Retro Rangers: Talking Trades with Emile Francis

by | Oct 6, 2011

Retro Rangers: Talking Trades with Emile Francis

by | Oct 6, 2011

I’ve always loved hearing Emile Francis tell hockey stories. First, of course, there are the stories, and Emile’s got a million of them, but then there’s the voice, the cadence, the feistiness and the feeling that the Cat was always looking for that angle to put something over on somebody. So I was in my glory a few months ago when I had the privilege of interviewing Emile by phone from his home in Florida.

I wanted to talk about trades, so the first question I asked Emile was “What was your most important trade as Rangers GM?

Emile Francis “When I took over the Rangers I knew I had to get a goalkeeper. I wore out two suitcases in two years, I went to so many games. I went to see every guy that played professional hockey.

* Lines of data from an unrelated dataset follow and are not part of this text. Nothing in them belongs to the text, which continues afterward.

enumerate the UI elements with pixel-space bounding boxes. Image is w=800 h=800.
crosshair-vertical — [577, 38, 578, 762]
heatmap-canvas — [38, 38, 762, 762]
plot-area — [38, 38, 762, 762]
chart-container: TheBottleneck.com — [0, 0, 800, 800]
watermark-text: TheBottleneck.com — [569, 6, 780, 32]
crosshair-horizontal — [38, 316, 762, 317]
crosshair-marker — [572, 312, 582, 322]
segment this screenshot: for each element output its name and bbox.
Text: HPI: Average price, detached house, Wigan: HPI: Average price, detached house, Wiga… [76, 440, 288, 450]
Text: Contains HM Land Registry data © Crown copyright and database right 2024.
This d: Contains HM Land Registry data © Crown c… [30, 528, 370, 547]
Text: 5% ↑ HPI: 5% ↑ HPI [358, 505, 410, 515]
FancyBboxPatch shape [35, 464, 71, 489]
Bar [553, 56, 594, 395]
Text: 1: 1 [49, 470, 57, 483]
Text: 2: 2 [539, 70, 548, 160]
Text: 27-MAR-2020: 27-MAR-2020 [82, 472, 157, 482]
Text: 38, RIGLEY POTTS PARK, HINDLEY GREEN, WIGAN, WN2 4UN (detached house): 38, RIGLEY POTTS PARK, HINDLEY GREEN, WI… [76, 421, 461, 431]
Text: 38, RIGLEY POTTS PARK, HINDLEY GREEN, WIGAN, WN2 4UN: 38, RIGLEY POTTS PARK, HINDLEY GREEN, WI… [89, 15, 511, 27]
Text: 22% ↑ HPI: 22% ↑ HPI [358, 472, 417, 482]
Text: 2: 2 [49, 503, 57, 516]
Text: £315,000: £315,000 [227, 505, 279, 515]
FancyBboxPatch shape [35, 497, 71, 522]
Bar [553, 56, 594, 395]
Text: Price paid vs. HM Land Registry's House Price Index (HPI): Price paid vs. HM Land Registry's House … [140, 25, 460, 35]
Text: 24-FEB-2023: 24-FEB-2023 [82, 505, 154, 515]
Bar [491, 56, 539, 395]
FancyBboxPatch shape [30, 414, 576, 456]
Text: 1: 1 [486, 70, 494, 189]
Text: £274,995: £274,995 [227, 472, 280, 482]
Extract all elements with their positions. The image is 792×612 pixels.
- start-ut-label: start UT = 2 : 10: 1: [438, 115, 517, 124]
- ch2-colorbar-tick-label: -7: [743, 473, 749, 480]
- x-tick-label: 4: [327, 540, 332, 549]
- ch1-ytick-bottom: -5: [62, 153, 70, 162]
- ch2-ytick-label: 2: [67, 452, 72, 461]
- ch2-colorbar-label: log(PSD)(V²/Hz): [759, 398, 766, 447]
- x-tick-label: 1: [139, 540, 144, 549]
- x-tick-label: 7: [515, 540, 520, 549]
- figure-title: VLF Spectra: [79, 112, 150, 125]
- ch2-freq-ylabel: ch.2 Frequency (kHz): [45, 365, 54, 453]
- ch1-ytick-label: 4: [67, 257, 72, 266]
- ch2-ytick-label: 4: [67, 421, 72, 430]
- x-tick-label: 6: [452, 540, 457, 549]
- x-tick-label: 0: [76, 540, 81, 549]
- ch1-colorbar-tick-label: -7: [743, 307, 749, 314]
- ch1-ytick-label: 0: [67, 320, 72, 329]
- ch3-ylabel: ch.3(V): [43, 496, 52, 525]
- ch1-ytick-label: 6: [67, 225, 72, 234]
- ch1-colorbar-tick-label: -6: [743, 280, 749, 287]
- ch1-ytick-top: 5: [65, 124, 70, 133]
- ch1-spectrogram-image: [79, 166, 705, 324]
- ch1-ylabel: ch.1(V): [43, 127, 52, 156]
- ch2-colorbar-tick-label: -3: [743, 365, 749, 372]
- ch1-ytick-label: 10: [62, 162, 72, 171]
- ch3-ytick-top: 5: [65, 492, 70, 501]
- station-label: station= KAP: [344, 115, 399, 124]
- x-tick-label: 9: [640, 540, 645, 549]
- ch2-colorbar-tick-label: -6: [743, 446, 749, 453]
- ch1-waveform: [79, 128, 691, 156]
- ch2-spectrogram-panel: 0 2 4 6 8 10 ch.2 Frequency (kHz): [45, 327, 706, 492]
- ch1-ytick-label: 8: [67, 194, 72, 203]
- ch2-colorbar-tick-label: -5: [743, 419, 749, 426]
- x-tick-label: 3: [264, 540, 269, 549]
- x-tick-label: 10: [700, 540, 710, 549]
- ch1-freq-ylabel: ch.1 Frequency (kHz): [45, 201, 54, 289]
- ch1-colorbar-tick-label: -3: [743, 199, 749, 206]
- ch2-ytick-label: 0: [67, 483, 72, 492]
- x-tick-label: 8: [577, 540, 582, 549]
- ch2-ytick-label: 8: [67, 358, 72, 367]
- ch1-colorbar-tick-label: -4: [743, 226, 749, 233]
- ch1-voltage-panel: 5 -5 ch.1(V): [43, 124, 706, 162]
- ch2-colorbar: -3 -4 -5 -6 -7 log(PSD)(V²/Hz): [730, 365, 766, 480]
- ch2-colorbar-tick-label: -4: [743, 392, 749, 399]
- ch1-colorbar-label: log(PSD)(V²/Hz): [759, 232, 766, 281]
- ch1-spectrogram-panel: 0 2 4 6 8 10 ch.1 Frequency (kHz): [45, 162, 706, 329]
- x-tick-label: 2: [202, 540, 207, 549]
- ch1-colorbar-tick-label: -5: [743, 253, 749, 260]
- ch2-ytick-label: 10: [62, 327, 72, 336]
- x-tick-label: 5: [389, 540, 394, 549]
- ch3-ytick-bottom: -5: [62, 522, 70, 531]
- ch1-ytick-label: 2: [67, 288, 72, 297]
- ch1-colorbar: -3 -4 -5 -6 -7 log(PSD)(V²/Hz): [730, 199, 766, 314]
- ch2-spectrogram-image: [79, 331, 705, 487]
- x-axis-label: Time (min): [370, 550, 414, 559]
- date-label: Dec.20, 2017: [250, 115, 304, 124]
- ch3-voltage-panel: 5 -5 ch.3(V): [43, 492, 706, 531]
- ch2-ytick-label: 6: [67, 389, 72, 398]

But I kept going back to Providence. I kept looking at this guy Giacomin. His record didn’t tell you much but I liked the way he competed. So I told our scout Johnny Gagnon, ‘Johnny I want you to find out everything you can about this guy. Go to every practice, follow him around after practice, see where he goes, find out how he lives, what kind of family he’s got because I got a feeling that this could a very important move for us. Another thing, you go to every game in Providence and tell me every scout that’s coming in there.’ So it turns out that Montreal and Detroit are sending in scouts and I had Johnny there all the time.

I had met half a dozen times with Lou Pieri the owner of the Providence Reds. Now in those days there were a lot of independent teams like Springfield with Eddie Shore, Hershey with the Chocolate factory, but you couldn’t get anyone from any of those teams because there was no draft in those days. The only way you could get a player that you wanted was to deal with the minor league club. So Johnny Gagnon tells me that the Red Wings have been here and are sending Johnny Mitchell their chief scout in here for Friday’s game. And he suggested that I get up there as fast as I could. So I call Lou Pieri and tell him I’m coming to watch the game and I was wondering if there was a possibility that we could sit down and talk after the game, because I think we’re getting to the point where we have to make a move. So he tells me ‘Here’s what I want you to do, I want to build up a whole new crowd of ‘Bobby Soxers’ to come to the games, these guys that you want to trade to me, I want you to bring their pictures, so I can look at them and I’d prefer to have single guys if at all possible. But I can’t meet with you on Friday night but I can see you on Saturday morning at 9 o’clock.

So I go to the game and I’m nervous as a god damn cat because I knew this other guy was coming in and he was meeting with Pieri on Friday night. So after the game I go back to the Biltmore Hotel right by the railway station and I didn’t want to go through the lobby because when hockey people came to Providence they hung out in the lobby and I didn’t want to attract any attention. So I went to the basement and took the elevator and the doors open on the main floor and on steps Johnny Mitchell, the chief scout of the Detroit Red Wings! So we get to our floor and he says, ‘I want to ask you a very confidential question. ’So I said Shoot!’ ‘Do you think that Eddie Giacomin is capable of playing in the National Hockey League?’ So I said, Johnny you’re asking the wrong guy that question and I left him and went to bed.

So I met Pieri the next morning and he asks ‘who are these guys you’re bringing me?’ Well I had a guy who had played for the Cleveland Barons of the AHL named Jim Mikol. He was single, tall and a professional golfer. Plus the guy’s a hell of a hockey player, you know him, he’s been in Cleveland. He says, ‘OK I‘ll take him.’ Then he says ‘if I trade you Giacomin, I’m gonna need a goalkeeper.’ OK, I said Marcel Paille. Turns out I gave him four guys, Aldo Guidolin and a guy named Sandy McGregor, But that was the key deal because for the next 10 years Giacomin was the cornerstone of our franchise.

Giacomin was a competitor. He played with a bad team in Providence but that’s how you produce goalkeepers. If I had a goalkeeper and I thought he was going to be a good one I’d put him with the worst team in our system so he’d get a lot of shots. Eddie was the key component and that’s where you start. You start in goal, defense and down the middle. Same like in baseball, you start with a catcher, pitcher, second baseman, shortstop and center fielder. And I built ball clubs so I knew all about building teams. That’s why I knew that I had to get a goalkeeper and he was the guy I picked.”